Candidatures

Sauf surprise de dernière minute, on connait maintenant les candidats à l’investiture au sein du Parti socialiste.

Dominique Strauss-Kahn, Ségolène Royal et Laurent Fabius.

Place maintenant au débat.

Il y aura 3 débats télévisés retransmis sur La Chaine Parlementaire à partir de 20 heures 30 :

  • le 17 octobre autour des questions économiques et sociales,
  • le 24 octobre autour des questions de société, d’environnement et de démocratie
  • et le 7 novembre autour des questions internationales et de la place de la France en Europe, dans le monde.

Il y aura en outre 3 autres meetinsg régionaux dont un en Ile-de-France et un débat télévisé entre les 2 tours.

Certains pensent que la retarnsmission télévisée des débats n’est pas une bonne chose. Je ne partage pas cette opinion. C’est d’abord un formidable exercice de démocratie que le Parti socialiste est le seul à faire. C’est aussi un outil de communication pour que tous les militants puisse s’informer et décider librement avant le vote.

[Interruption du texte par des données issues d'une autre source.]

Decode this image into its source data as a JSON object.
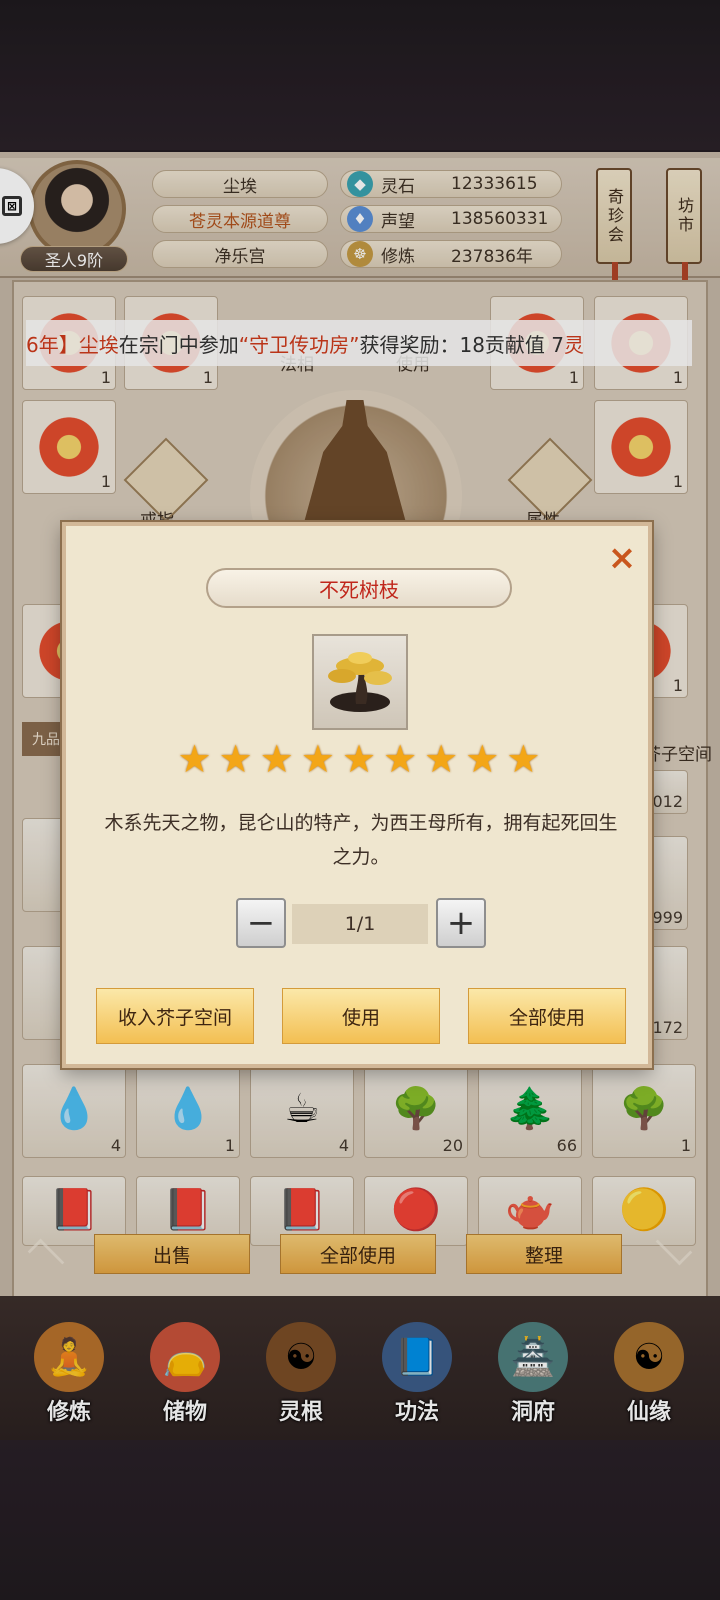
{
  "header": {
    "player_name": "尘埃",
    "player_title": "苍灵本源道尊",
    "sect": "净乐宫",
    "rank": "圣人9阶",
    "resources": [
      {
        "label": "灵石",
        "value": "12333615",
        "icon": "spirit-stone-icon",
        "color": "#3aa3b0"
      },
      {
        "label": "声望",
        "value": "138560331",
        "icon": "prestige-crystal-icon",
        "color": "#5b8fd6"
      },
      {
        "label": "修炼",
        "value": "237836年",
        "icon": "meditation-icon",
        "color": "#c49a43"
      }
    ],
    "side_buttons": [
      "奇珍会",
      "坊市"
    ]
  },
  "ticker": {
    "prefix": "6年】",
    "player": "尘埃",
    "text1": "在宗门中参加",
    "event": "“守卫传功房”",
    "text2": "获得奖励：18贡献值 7",
    "suffix": "灵"
  },
  "equip_labels": {
    "top_left": "法相",
    "top_right": "使用",
    "left": "戒指",
    "right": "属性"
  },
  "bag": {
    "tab_grade": "九品",
    "tab_space": "芥子空间",
    "partial_counts": [
      "7012",
      "999",
      "172"
    ],
    "row_counts": [
      [
        "4",
        "1",
        "4",
        "20",
        "66",
        "1"
      ]
    ],
    "top_counts": [
      "1",
      "1",
      "1",
      "1",
      "1",
      "1",
      "1"
    ]
  },
  "actions": [
    "出售",
    "全部使用",
    "整理"
  ],
  "nav": [
    {
      "label": "修炼",
      "icon": "cultivate-icon"
    },
    {
      "label": "储物",
      "icon": "storage-bag-icon"
    },
    {
      "label": "灵根",
      "icon": "spirit-root-icon"
    },
    {
      "label": "功法",
      "icon": "technique-book-icon"
    },
    {
      "label": "洞府",
      "icon": "cave-dwelling-icon"
    },
    {
      "label": "仙缘",
      "icon": "immortal-fate-icon"
    }
  ],
  "dialog": {
    "title": "不死树枝",
    "stars": 9,
    "description": "木系先天之物，昆仑山的特产，为西王母所有，拥有起死回生之力。",
    "quantity": "1/1",
    "buttons": [
      "收入芥子空间",
      "使用",
      "全部使用"
    ],
    "close": "×",
    "minus": "−",
    "plus": "+"
  }
}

C’est surtout une évolution significative de notre démocratie. Nous sommes en train d’inventer les primaires « à la française ». Elles sont pour l’instant réservées aux adhérents du PS (mais nombre de personnes ont pu adhérer pour 20 € et on peut parier que leur militantisme n’ira pas au delà du vote). Je prends le pari que dans 5 ans, elles s’étendront plus largement à la gauche de gouvernement et que, dans 10 ans, toute la gauche y participera. La droite, à un moment ou à un autre y passera elle aussi, sous la pression de media et des ses adhérents.

Les primaire sont-elles une bonne chose ? Je pense que oui si les medias et les partis jouent leur rôle. Ce sera un moyen d’aborder et de décanter certains sujets avant d’aborder les questions de fond pendant la campagne présidentielle. Les vrais clivages apparaîtront et avec eux les choix de sociétés fondamentaux.

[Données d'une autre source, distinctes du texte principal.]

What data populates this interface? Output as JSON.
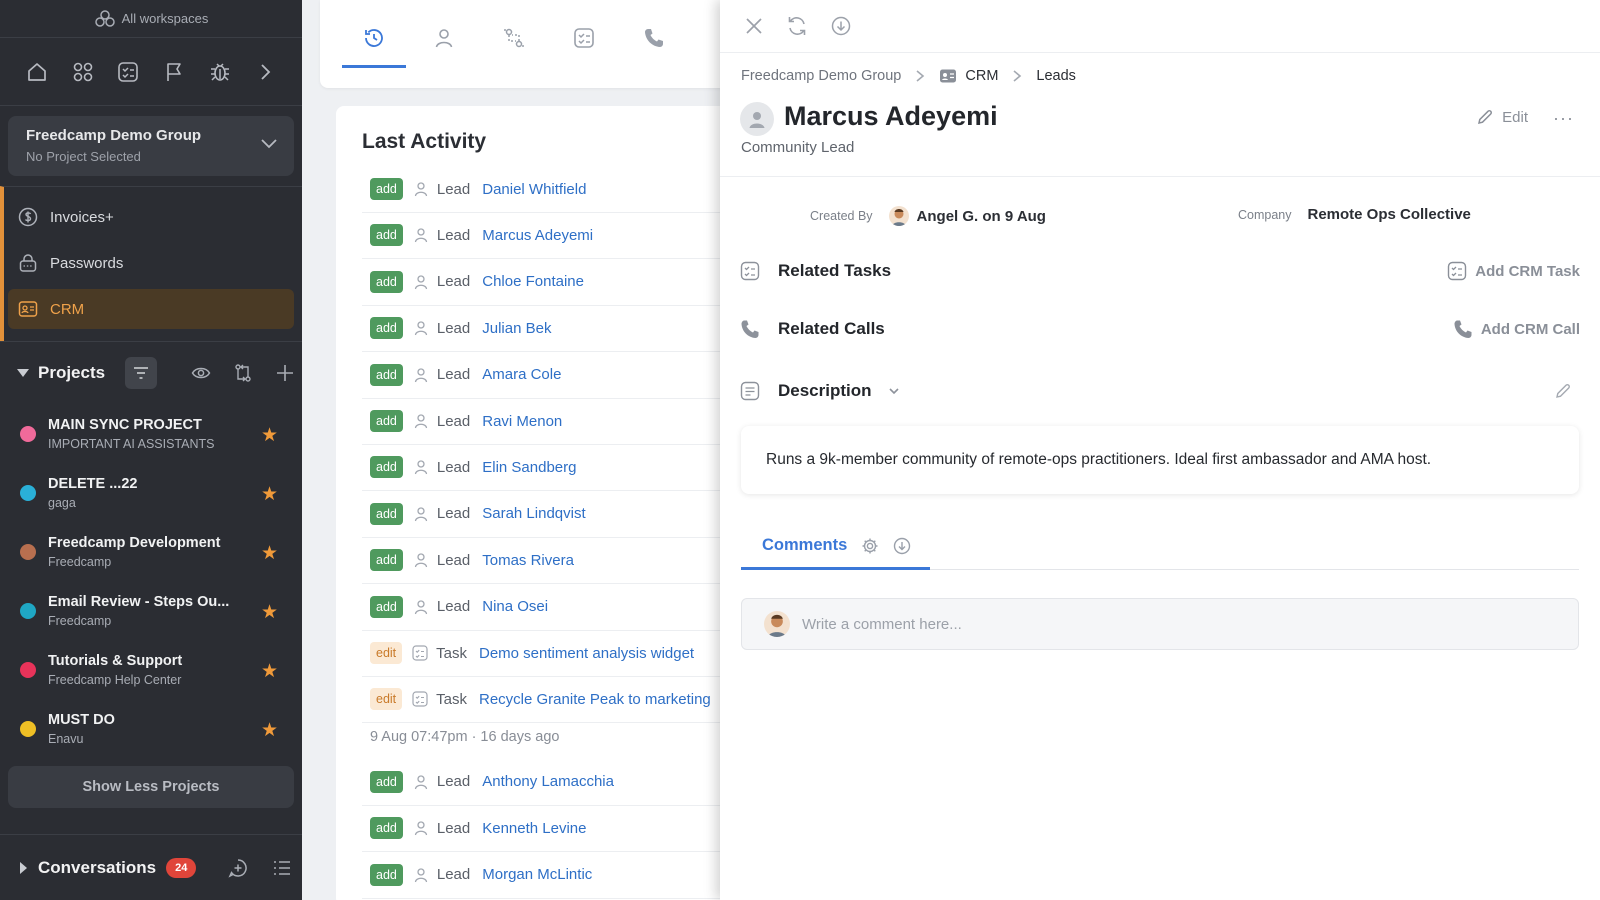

Loin de moi l’idée d’idéaliser la société américaine, et sans oublier que 50 % des électeurs ne votent pas, durant les primaires s’opére le choix entre certaines alternatives et s’organise une synthèse des thématiques et des aspirations de la société que va incarner le candidat démocrate ou républicain.

Ce n’est pas peut-être pas un mal de choisir d’abord dans son camp, plutôt que de choisir au 2ème tour entre la peste et le cholera (je vous laisse deviner qui était la peste et qui était le cholera en 2002).

Place donc à la démocratie interne du PS.